Obwohl die Lessinia-Region nicht direkt an den kriegerischen Handlungen des Ersten Weltkriegs beteiligt war, spielte sie eine sehr wichtige Rolle als Verteidigungslinie, die mit Festungen und Stellungen ausgestattet ist, die zwischen 1881 und 1911 errichtet wurden.
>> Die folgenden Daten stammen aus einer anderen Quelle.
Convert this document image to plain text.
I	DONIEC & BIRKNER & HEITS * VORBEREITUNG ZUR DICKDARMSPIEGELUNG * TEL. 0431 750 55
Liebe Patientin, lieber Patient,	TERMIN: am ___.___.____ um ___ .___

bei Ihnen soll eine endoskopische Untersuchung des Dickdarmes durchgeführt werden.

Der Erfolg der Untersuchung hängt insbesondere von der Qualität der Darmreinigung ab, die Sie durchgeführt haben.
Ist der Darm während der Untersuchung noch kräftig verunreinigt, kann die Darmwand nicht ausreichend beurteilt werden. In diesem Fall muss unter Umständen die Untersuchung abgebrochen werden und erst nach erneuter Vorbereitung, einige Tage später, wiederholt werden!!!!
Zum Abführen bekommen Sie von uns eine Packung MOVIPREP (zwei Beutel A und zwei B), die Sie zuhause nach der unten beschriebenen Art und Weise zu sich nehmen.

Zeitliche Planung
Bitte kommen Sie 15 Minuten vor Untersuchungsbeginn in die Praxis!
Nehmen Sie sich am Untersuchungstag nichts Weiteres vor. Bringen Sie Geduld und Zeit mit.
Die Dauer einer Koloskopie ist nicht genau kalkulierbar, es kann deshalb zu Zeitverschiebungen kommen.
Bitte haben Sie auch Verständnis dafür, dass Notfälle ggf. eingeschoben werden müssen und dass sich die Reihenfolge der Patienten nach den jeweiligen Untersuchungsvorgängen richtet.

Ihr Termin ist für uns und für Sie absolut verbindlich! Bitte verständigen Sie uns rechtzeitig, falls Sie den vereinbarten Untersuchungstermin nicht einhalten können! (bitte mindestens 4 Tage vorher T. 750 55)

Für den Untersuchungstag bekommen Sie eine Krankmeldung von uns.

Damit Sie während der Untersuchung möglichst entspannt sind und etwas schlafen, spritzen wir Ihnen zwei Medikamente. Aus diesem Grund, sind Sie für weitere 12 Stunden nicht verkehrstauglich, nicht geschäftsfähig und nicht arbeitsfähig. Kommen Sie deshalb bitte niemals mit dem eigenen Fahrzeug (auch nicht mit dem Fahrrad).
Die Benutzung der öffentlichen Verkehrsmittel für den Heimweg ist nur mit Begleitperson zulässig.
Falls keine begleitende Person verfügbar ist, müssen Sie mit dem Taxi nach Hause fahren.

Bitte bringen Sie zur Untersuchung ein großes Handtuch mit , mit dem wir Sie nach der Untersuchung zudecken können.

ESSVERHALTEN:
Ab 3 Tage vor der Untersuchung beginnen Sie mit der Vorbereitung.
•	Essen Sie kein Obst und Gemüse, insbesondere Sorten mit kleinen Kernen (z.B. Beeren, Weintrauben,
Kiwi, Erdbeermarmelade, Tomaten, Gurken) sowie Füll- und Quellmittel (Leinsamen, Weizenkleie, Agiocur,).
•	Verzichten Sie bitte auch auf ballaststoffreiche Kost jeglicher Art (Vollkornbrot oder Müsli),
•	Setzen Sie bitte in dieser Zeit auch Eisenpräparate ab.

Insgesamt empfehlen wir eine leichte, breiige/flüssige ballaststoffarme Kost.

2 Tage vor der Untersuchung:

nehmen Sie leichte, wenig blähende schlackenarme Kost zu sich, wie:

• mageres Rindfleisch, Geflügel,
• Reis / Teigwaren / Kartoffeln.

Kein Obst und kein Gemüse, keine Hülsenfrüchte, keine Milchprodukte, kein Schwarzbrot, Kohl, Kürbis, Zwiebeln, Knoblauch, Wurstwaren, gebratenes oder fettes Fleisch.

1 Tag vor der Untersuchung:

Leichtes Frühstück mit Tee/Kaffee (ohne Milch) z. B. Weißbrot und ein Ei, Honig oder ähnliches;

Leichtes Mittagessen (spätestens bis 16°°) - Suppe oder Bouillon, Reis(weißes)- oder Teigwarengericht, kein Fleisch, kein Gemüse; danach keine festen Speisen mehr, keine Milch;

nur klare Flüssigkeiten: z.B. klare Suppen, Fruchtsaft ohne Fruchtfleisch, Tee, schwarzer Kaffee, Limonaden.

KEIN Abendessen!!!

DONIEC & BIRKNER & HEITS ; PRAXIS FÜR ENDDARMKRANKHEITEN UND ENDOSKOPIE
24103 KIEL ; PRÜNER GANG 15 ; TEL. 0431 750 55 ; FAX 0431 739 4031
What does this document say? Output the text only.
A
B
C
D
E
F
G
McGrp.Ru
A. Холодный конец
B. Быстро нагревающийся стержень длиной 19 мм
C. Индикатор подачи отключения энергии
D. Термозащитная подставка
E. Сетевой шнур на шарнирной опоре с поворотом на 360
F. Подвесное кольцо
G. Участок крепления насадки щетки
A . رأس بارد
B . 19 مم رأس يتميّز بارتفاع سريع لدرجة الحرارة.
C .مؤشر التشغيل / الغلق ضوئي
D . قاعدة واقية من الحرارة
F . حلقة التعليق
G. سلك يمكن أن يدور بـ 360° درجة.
An der Grenze zum Österreichisch-Ungarischen Reich wurden über 15 km hinweg etwa 8000 Meter Gräben angelegt, die dem natürlichen Verlauf des Geländes folgten, sowie Drahtsperren, Stellungsanlagen für Maschinengewehre, Schutzräume in Höhlen für Soldaten und Vorräte usw.
Gerade zwischen den hohen Weiden der Lessinia, in der Gemeinde Erbezzo, finden wir einige natürliche Felsansammlungen, die damals von Soldaten umgeformt wurden: eine echte Festung, die aus Gängen, Tunneln, Höhlen, Räumen, Küchen, Schlafsälen, Treppen und Gräben besteht, teilweise mit Steinplatten bedeckt und teilweise so gestaltet, dass sie mit vertrockneten Ästen in den Seitenwänden getarnt werden konnten.
Das umfangreiche Verteidigungssystem ist durch eine Provinzstraße in zwei Teile geteilt, aber die beiden Teile sind durch einen unterirdischen Gang, der die Straße kreuzt, miteinander verbunden.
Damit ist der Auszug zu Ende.